We agreed that privacy is more of a group property rather than individuals; it should be ubiqituous and the default setting if it's going to do any good. Someone mentioned that in their bitcoin company that when they are talking about potential privacy features, someone mentioned that the US banks were the most excited about that because they need privacy from their competitors. We often see privacy in terms of social terms, but lots of people need more business-oriented privacy.

Privacy is a really difficult problem, but this community is full of really smart people that care very strongly about privacy and so we're not going to give up.

Potential for SHA-3-like competition processes for bitcoin

Our group discussed potential competitions and contests. SHA-3 contest was held by the US government for selecting a new hash standard. They had three stages. First they had a bunch of workshops, and then they looked at what their requirements are for the new hash function, and what it should be strong against. Once they did that, they published a set of requirements and then opened up the field to various people proposed hash functions, once they got the initial proposals in. Everyone evaluated them, different teams attacked the other teams' hash functions, and you found other people's problems in hash functions. It was epsecially productive in the cryptography community. Because it happened over a long period of time, people were able to set long-term research agendas, for example it started in 2004 and continued into 2011 when they selected Keccak as their SHA-3 standard. This could offer value bitcoin in the sense that this could produce legitimacy, having this nice discussion and having reasons and very formal well-thought-out logical manner could help these discussions and help everyone understand stuff, but it could also help the technology.

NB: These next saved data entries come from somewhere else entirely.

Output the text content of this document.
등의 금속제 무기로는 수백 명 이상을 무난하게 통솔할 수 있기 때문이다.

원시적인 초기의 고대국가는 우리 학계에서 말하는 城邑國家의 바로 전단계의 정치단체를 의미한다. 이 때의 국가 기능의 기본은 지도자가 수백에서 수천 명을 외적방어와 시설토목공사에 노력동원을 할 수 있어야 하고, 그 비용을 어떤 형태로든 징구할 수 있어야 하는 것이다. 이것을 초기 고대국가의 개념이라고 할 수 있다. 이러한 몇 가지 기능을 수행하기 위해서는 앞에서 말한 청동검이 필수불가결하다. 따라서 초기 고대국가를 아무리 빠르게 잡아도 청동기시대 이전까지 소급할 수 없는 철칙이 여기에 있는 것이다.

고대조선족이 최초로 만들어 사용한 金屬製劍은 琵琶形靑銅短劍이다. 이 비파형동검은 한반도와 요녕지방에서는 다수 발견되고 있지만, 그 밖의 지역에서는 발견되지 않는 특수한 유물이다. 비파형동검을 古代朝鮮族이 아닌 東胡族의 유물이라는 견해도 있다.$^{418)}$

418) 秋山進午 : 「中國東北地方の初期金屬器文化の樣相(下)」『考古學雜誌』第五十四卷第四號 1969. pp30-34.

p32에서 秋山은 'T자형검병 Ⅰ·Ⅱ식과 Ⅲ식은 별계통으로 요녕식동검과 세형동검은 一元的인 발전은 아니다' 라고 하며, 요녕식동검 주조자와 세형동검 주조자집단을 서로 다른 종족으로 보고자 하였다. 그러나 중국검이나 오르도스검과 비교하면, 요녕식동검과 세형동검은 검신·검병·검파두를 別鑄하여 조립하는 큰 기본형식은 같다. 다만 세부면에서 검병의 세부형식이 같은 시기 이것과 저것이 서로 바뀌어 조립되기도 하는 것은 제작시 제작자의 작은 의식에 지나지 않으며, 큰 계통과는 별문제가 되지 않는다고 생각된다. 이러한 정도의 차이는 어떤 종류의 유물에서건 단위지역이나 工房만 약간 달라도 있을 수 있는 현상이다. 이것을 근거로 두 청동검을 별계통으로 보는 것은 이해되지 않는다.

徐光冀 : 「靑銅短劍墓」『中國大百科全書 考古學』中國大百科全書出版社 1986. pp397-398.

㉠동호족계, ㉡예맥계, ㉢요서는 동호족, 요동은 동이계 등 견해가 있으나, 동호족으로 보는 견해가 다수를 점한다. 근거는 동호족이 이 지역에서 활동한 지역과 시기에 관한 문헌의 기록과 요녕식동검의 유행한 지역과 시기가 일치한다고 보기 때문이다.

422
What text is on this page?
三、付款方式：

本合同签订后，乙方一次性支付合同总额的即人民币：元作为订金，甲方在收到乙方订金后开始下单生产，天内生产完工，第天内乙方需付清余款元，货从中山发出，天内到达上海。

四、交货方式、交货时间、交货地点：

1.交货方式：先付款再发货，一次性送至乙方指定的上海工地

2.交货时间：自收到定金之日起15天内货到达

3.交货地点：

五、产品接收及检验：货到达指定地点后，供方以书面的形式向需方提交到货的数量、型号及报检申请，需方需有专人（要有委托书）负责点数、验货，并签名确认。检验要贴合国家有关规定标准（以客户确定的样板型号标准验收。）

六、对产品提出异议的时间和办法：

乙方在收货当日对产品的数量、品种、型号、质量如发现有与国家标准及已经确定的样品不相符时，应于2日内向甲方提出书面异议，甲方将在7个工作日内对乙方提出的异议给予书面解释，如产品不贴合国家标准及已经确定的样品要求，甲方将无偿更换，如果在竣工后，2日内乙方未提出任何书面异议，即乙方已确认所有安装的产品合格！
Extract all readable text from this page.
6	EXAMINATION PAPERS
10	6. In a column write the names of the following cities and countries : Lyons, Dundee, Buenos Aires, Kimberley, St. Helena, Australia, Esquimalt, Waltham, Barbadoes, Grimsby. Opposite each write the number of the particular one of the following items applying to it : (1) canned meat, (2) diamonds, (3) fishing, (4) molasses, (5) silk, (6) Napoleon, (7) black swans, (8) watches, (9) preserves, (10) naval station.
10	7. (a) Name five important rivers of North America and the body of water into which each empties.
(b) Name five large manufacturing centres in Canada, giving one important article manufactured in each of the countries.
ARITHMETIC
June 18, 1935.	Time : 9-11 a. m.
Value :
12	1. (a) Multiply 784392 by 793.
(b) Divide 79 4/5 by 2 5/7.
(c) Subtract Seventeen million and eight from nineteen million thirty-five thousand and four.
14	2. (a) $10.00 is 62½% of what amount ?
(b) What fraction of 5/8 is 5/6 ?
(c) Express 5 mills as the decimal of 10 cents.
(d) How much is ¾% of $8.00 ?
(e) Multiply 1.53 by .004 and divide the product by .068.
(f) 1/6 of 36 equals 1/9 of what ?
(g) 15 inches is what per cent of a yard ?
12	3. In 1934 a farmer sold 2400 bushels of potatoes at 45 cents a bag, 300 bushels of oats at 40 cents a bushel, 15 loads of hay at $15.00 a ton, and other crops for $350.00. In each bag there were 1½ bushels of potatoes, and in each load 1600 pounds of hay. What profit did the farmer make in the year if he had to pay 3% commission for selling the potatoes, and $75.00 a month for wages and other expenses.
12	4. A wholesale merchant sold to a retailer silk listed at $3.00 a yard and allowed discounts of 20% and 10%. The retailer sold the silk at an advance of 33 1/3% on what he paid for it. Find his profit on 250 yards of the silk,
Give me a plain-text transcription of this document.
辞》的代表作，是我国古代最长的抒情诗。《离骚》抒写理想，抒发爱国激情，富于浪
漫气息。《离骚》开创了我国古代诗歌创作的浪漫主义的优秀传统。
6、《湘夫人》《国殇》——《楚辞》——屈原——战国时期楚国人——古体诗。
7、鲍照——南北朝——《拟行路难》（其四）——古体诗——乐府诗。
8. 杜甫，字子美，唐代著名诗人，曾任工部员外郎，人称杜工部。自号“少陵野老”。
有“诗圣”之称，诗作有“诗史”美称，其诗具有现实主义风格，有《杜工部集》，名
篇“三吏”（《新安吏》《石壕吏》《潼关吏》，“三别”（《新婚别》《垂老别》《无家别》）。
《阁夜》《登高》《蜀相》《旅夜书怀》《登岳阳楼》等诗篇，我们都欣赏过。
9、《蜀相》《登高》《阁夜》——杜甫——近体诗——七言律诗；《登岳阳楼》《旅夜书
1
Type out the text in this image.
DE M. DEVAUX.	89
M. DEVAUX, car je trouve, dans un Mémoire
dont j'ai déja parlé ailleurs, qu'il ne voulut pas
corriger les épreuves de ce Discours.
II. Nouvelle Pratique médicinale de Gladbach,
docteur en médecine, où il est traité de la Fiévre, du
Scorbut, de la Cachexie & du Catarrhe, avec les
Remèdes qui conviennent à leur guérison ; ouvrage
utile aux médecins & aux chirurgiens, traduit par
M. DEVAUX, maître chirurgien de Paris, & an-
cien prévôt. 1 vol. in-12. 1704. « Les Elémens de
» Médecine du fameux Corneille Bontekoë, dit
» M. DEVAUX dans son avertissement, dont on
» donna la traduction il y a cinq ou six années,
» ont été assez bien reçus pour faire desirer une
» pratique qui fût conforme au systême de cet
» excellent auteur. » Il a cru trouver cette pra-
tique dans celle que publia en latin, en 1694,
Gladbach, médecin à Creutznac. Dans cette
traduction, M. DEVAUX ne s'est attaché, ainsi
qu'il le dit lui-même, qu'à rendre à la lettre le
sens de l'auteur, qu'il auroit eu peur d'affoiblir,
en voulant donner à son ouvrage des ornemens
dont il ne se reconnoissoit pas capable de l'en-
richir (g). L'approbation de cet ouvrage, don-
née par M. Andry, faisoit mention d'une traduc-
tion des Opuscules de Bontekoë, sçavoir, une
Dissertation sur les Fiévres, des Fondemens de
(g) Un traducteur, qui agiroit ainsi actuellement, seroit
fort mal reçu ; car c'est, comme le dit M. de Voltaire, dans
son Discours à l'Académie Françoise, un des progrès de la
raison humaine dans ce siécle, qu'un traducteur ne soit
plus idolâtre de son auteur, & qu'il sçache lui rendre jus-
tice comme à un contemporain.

One of the questions was well with SHA-3 there was a committee for selecting which hash function should win, and this might be contentious in bitcoin. So there was some question for whether this was useful for solving contentious issues, and there was a bit of discussion around this and I don't think it was resolved. One thing that we generally seem to agree on is that it would be useful for non-contentious issue, and just because something isn't contentious doesn't mean it couldn't harm bitcoin. So what issues could help bitcoin and could prevent lots of problems? One of those we thought of was the p2p network, because you can run different p2p networks and relay networks without causing forks, it's independent of the blockchain consensus decisions. That might be less contentious.

Also we should approach non-contentious issues first, might be a good way to move to more contentious issues later. And then potentially having it on a longer time-scale like a few years to 10 years allows people to develop technologies that wouldn't have immediate applications but might have larger applications long-term. A lot of academics take a while to steer the ship, having a longer-term time frame might build confidence and get deeper longer-term research projects involved.

We also discussed that SHA-3 was a government project, so it had a lot of government resources. The cryptography community in Ceasar engaged in a similar competition in a shorter time-scale outside of government. Who would fund this?